Abstract:
"Text to Speech Synthesis (TTS) refers to a software program that converts text into speech and has a long history since the 12th century. This technology can be utilized for various purposes such as content reading, vehicle navigation, and announcement reading. More importantly, TTS can assist visually impaired people to use digital devices and managing their day-to-day life. TTS-related products such as speech-enabled websites, devices that assist speech-disabled individuals in communicating (AAC Devices), and digital talking books have already hit the market.
Sinhala is the first language of Sri Lanka and speaks by over 16 million people which are the major ethnic group in the country. Even though some language-independent TTS programs support Sinhala, they don't provide very strong performance.
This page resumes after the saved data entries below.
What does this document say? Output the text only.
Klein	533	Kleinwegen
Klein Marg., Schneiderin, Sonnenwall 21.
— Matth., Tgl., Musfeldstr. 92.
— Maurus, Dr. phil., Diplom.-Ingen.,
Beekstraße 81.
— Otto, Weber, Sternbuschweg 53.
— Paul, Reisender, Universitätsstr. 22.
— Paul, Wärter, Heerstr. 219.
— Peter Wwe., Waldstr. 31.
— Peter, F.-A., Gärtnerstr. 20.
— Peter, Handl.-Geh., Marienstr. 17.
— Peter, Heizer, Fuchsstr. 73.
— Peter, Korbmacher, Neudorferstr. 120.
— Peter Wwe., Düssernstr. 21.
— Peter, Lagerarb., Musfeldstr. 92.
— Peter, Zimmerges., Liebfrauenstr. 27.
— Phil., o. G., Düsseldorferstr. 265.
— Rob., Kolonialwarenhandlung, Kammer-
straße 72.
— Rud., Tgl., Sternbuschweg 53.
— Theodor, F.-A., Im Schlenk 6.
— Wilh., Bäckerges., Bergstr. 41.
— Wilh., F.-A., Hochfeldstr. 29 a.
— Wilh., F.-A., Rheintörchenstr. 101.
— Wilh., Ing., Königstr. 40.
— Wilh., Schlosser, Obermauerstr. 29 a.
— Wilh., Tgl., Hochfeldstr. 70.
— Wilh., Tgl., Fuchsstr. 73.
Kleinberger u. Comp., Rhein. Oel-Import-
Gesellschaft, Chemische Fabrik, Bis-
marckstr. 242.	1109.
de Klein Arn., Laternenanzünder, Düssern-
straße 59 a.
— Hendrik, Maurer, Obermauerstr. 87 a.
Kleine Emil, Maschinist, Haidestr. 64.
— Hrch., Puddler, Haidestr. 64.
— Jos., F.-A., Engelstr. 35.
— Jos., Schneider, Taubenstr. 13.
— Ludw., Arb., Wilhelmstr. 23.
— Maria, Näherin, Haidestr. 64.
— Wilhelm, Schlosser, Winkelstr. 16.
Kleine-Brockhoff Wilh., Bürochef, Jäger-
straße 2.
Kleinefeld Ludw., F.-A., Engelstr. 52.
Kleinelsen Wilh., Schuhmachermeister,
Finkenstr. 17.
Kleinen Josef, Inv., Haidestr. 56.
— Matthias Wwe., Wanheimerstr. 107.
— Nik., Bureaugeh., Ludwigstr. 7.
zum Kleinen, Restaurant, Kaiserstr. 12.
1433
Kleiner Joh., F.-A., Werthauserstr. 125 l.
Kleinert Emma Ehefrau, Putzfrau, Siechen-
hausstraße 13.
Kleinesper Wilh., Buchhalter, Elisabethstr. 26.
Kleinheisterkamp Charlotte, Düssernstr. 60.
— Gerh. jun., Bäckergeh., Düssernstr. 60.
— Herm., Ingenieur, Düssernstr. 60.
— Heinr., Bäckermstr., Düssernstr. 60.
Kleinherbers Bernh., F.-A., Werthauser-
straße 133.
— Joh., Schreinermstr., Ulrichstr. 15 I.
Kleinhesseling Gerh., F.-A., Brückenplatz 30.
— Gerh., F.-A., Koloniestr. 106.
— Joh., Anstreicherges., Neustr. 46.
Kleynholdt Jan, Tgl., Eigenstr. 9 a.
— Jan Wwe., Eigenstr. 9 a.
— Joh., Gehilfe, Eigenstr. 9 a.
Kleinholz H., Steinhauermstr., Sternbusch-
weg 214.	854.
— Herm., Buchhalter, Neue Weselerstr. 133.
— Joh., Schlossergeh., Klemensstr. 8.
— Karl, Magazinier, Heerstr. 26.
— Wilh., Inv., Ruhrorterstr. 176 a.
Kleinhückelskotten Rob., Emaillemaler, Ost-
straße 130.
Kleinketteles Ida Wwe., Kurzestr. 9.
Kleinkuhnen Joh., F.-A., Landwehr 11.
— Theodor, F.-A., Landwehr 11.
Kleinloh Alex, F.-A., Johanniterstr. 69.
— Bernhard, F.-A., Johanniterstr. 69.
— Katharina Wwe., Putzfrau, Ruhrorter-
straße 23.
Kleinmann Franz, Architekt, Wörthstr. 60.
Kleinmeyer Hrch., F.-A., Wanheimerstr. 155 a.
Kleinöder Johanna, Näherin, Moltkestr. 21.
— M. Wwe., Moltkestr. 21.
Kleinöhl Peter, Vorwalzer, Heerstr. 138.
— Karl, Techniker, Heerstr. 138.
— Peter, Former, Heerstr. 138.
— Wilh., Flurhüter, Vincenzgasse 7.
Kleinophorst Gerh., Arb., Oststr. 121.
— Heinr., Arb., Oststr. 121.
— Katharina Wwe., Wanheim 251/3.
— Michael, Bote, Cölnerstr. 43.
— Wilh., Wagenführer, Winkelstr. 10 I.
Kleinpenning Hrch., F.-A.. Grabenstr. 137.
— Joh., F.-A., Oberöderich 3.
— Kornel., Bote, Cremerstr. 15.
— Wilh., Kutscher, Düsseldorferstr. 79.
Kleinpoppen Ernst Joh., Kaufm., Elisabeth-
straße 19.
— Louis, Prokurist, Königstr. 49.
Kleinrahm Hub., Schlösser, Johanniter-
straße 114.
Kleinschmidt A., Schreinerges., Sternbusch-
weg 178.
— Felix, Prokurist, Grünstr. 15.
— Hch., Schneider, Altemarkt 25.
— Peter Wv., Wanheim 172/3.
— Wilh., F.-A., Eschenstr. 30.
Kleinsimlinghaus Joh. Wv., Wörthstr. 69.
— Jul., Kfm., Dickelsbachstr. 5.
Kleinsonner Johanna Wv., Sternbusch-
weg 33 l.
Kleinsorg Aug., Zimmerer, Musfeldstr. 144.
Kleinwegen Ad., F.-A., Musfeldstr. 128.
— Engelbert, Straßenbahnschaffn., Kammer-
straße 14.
Few researchers have tried to develop Sinhala-dependent TTS systems using traditional methods, but they required time- consuming, manually generated features, and didn't produce natural-sounding speech. However, since 2016, deep learning has made significant advancements in TTS applications for various languages, including English and Chinese. This study's motivation came from the lack of Sinhala TTS tools with natural sounds. This study proposes TacoSi, a Sinhala language TTS tool based on the Tacotron algorithm. Based on 10 respondents’ ratings for 10 voice recordings, the proposed technique achieved a 4.39 MOS. TacoSi's intelligibility has been tested by SUS sentences-based technique and was able to achieve 84% of intelligibility."